Some people think that each part of the body has faculties that choose and guide the particles of nutrient to where they are appropriate.
- This is an incomprehensible and chimerical claim as it attributes more intelligence to the body than even what our soul has,
- Our soul does not know in any way what they would need to know.
The size and shape of these pores ensures that the blood particles which have a certain size and shape enter some places in the body rather than others.
Sieves with holes can separate round grains from long ones, the finest from the largest.
Likewise, the blood, pushed by the heart through the arteries, finds many pores in them through which some of its constituent particles can pass, but not others.
But their position in relation to the route of the blood through the arteries is also required to make sure that among those of its parts that have the same shape and bulk, but not the same solidity, the more solid go to particular places, rather than to others.
The production of animal spirits depends above all on their location.
All the blood that comes from the heart in the aorta is pushed in a straight line towards the brain.
But it cannot all go there because the branches of the aorta which extend this far, namely those called the ‘carotid’, are very narrow compared to the opening of the heart where they come from.
- Only those of its parts which, being solid, are also the most active, and those most agitated by the heat of the heart, go there.
Because of this, they have a greater force than the others to follow their course to the brain.

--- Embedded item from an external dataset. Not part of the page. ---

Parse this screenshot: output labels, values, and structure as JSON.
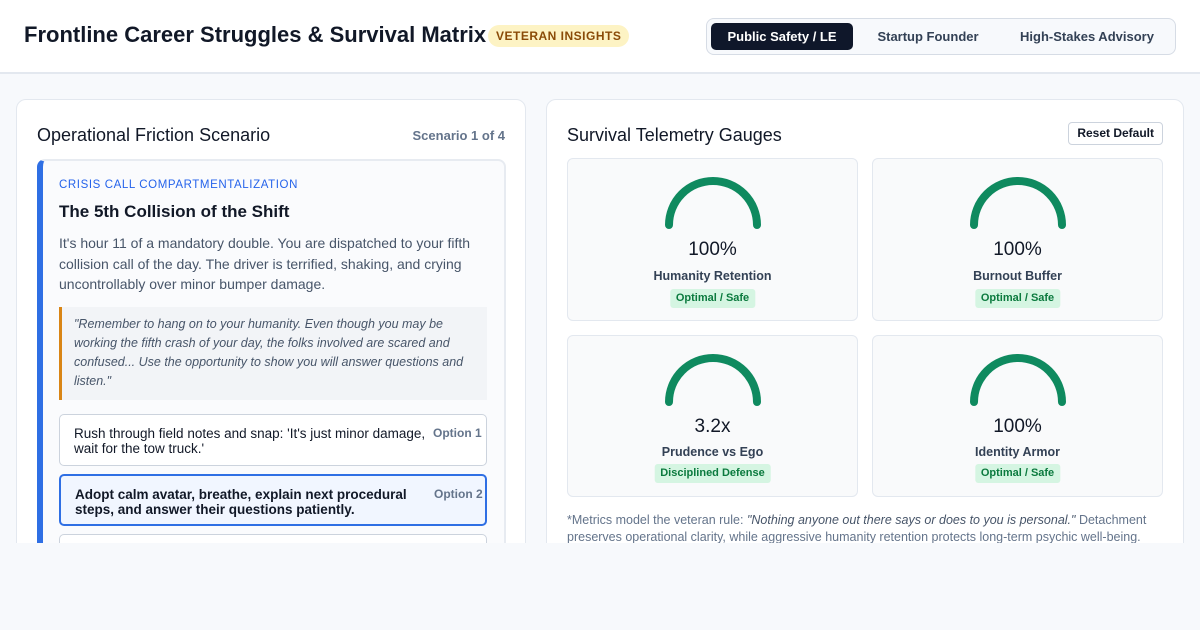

At the entry to the brain, in the small branches of these carotids, and also particularly in the gland that physicians have supposed only serves to receive the phlegm, those particles that are small enough to pass through the pores of this gland are filtered through, and these make up the animal spirits.
Those that are a little larger attach themselves to the roots of the filaments that make up the brain, but as for those that are largest of all, they pass from the arteries into the veins to which they are joined and, retaining the form of blood, return to the heart.